Ces manquements démontrent à souhait qu’on pouvait bien trouver de l’argent ailleurs. Cette situation de mauvaise gestion de la chose publique fait pitié. Cependant, s’il y a des choses qui ne sont pas correctes dans ce pays, l’on pourrait dire que les syndicats sont aussi responsables. Ce ne sont ni les ministres, ni les présidents d’institutions qui exécutent les décisions de dépenses. Ce sont également des fonctionnaires. Les magistrats détiennent le pouvoir judiciaire. Qu’ont-ils fait de leur indépendance réelle acquise sous le sang et la sueur des Burkinabè ! Rien absolument rien.

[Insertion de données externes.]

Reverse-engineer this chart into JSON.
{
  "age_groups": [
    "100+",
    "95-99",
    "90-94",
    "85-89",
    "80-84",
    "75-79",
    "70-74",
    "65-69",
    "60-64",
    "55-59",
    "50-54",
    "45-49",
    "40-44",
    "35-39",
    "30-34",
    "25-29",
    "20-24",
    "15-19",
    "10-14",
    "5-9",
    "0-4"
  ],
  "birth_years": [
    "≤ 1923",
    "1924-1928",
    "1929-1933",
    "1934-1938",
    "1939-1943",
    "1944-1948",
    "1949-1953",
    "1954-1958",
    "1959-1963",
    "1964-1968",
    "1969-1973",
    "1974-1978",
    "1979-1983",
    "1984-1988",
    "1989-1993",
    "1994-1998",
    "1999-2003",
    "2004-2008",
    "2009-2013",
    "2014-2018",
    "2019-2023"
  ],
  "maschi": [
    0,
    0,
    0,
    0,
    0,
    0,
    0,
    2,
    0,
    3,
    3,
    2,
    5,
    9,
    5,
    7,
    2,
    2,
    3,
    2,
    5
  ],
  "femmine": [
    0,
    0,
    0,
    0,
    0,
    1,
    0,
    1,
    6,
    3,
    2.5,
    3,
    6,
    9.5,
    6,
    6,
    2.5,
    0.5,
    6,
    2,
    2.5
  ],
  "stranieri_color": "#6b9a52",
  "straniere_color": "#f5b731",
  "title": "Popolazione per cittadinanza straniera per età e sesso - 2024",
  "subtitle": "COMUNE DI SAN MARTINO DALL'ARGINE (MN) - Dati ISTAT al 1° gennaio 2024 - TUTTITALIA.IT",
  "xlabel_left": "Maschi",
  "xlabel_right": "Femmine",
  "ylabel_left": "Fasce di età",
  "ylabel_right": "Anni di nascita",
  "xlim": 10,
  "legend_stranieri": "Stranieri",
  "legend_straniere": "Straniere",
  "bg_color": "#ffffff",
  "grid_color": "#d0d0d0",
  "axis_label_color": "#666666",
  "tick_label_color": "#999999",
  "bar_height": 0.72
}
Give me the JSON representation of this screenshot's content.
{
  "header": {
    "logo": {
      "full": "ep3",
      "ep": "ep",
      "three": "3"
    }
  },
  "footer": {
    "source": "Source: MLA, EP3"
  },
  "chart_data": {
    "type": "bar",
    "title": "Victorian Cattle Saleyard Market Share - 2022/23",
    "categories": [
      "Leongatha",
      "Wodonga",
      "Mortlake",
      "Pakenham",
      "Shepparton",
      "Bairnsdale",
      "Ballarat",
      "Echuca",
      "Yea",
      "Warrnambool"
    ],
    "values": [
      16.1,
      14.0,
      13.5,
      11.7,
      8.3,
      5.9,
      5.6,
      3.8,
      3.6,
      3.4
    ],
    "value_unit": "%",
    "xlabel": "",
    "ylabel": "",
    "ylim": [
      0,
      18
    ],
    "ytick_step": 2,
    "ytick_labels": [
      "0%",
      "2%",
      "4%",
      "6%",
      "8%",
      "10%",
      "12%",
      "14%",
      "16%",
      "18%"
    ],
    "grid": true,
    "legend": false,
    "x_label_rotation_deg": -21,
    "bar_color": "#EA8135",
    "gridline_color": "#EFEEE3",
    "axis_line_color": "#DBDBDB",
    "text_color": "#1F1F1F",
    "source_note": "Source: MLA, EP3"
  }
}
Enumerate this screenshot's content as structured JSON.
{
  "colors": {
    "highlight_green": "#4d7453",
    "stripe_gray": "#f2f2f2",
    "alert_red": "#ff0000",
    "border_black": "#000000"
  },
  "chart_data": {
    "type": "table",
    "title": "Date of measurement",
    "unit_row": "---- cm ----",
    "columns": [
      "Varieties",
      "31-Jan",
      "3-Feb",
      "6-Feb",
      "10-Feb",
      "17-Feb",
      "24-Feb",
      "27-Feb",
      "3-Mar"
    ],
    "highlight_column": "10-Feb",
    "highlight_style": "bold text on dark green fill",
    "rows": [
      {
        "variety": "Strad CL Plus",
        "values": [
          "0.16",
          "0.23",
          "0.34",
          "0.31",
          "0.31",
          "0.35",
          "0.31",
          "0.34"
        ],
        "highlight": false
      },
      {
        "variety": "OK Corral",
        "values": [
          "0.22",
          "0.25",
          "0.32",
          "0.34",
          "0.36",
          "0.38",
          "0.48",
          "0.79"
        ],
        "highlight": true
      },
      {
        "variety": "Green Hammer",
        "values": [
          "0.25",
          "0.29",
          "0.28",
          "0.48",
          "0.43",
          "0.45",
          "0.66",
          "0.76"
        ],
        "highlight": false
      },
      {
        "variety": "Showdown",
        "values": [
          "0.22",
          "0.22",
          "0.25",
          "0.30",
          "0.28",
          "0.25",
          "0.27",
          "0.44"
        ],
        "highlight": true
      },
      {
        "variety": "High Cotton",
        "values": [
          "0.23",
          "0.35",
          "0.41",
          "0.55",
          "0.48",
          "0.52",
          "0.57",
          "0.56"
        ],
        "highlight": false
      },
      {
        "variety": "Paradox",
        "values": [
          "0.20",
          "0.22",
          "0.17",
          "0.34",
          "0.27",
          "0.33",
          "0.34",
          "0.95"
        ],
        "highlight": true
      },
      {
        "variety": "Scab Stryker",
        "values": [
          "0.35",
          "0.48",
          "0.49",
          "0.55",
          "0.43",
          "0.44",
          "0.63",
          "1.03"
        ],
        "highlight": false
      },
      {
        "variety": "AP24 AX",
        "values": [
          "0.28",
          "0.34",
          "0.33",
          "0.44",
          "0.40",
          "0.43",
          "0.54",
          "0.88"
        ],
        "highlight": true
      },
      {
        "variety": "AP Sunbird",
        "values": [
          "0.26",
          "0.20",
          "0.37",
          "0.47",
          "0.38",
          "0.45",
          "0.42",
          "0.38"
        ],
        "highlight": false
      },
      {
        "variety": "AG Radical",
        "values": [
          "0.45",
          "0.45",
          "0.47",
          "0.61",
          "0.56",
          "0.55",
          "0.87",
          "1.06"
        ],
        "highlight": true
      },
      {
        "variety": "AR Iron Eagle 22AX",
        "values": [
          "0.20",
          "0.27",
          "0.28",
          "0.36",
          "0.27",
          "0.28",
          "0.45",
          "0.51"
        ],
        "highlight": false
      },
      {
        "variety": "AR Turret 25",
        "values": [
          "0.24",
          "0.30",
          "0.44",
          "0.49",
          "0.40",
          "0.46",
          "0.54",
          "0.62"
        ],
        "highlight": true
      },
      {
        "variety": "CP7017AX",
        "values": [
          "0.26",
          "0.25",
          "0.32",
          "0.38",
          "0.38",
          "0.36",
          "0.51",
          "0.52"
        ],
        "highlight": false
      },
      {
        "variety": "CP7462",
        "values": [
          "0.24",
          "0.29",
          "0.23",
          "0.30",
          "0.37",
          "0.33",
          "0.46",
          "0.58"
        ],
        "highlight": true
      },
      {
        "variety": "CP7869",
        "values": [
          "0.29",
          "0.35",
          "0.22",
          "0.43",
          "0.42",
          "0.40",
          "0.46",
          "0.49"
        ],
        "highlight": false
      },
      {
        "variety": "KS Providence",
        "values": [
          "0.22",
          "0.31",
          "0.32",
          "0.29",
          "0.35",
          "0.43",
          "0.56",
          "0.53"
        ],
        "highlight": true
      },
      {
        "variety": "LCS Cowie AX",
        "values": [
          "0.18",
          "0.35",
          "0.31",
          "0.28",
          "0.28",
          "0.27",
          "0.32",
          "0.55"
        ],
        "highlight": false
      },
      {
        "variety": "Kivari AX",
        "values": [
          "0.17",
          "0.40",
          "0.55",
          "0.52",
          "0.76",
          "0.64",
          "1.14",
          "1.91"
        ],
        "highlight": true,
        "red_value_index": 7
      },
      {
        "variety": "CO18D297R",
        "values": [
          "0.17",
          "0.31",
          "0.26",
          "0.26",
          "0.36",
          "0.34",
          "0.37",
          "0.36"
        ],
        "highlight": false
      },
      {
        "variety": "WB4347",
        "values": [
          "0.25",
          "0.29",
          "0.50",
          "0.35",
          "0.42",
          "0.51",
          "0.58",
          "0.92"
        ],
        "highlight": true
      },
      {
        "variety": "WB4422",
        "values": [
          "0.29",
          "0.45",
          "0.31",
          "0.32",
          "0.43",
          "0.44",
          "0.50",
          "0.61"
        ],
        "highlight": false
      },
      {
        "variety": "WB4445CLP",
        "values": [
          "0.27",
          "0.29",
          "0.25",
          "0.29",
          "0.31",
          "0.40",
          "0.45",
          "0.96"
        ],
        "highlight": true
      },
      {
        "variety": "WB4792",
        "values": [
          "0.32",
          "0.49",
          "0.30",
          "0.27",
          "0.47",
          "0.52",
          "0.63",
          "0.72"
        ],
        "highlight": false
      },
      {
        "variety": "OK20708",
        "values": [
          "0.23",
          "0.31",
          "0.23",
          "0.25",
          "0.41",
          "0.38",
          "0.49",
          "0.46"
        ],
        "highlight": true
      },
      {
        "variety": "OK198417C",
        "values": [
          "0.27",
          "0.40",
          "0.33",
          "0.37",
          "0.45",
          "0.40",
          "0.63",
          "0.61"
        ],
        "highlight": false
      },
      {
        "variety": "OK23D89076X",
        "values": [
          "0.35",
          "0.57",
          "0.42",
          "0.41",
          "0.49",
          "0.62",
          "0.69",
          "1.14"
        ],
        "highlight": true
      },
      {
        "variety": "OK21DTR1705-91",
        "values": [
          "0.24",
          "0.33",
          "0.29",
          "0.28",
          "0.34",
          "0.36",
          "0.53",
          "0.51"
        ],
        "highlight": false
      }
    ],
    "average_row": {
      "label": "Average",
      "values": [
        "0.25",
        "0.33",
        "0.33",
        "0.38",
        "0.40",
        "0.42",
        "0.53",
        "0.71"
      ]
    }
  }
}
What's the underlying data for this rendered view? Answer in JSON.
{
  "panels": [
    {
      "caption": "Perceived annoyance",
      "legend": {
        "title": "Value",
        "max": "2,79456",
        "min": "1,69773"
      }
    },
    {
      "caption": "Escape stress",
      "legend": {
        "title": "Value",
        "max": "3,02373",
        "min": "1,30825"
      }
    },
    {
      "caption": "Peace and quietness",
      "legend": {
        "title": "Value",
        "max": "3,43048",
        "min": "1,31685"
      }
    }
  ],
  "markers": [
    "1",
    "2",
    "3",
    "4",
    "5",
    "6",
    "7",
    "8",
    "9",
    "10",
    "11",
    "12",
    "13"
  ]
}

Ils se sont juste contentés de leur fric. L’on n’a pas vu la bonne administration de la justice que l’on attendait. Sinon, les scandales financiers dénoncés méritaient des procès. Jusqu’à preuve du contraire, l’on n’a pas vu la justice mettre en accusation un gros poisson pour servir d’exemple à tous.

La corruption souvent dénoncée au Faso n’est pas seulement le fait de ministres indélicats. Elle l’est aussi pour les fonctionnaires. Pour preuve, la police municipale, la Direction Générale des Transports Terrestres et Maritimes (DGTTM) et les douanes sont les services les plus corrompus, selon le récent rapport du Réseau national de lutte anti-corruption (RENLAC). Pourtant, ce ne sont pas des ministres qui y travaillent. Certains postulent que si la loi devait être appliquée sur le délit d’apparence, des promotions entières seraient renvoyées de certains corps. Cette guerre ouverte entre gouvernants et syndicats n’est ni plus ni moins qu’une prise en otage des citoyens burkinabè par un groupuscule d’individus. C’est malsain, mesquin, voire un pêché, qu’un gouvernement et des fonctionnaires tuent à petits feux des citoyens d’un pays.

Ce sont les pauvres burkinabè qui vont payer le prix fort dans cette situation désastreuse. Devant des personnes sans morale, des burkinabè mourront, des pauvres n’auront pas à manger, des entreprises risquent de fermer. Pire, les terroristes gagneront du terrain. Si le gouvernement recule, il ne mourra pas. Si les fonctionnaires paient aussi l’IUTS, ils n’iront pas non plus en enfer. Par contre, si les deux parties (à peine 1% des 18 millions de burkinabè) continuent sur leur lancée, c’est tout le Burkina Faso qui risque de sombrer.

A quoi sert un gouvernement sans gouvernés, sans territoire ? Les fonctionnaires peuvent avoir aussi de gros salaires, mais où vont-ils le dépenser, sans Etat stable ? L’argent brut ne se mange pas. Soit on achète un bien, soit l’on paie un service. Il n’est pas non plus éternel, il faut toujours travailler pour l’avoir. Il est grand temps que chacun mette de l’eau dans son vin. Bomber la poitrine, et faire croire qu’on est fort ne conduit nulle part. Personne n’a été contraint d’être chef ou membre d’un gouvernement. Quand on n’a pas de solutions, on s’en va. De même, personne n’a intégré la fonction publique avec une baïonnette. Quand on n’est pas d’accord avec ses conditions salariales, on démissionne courageusement, et on part là où on est mieux traité. En entendant, que ce temps de carême chrétien adoucisse le cœur de pierre de chacun, pour le bonheur de tous.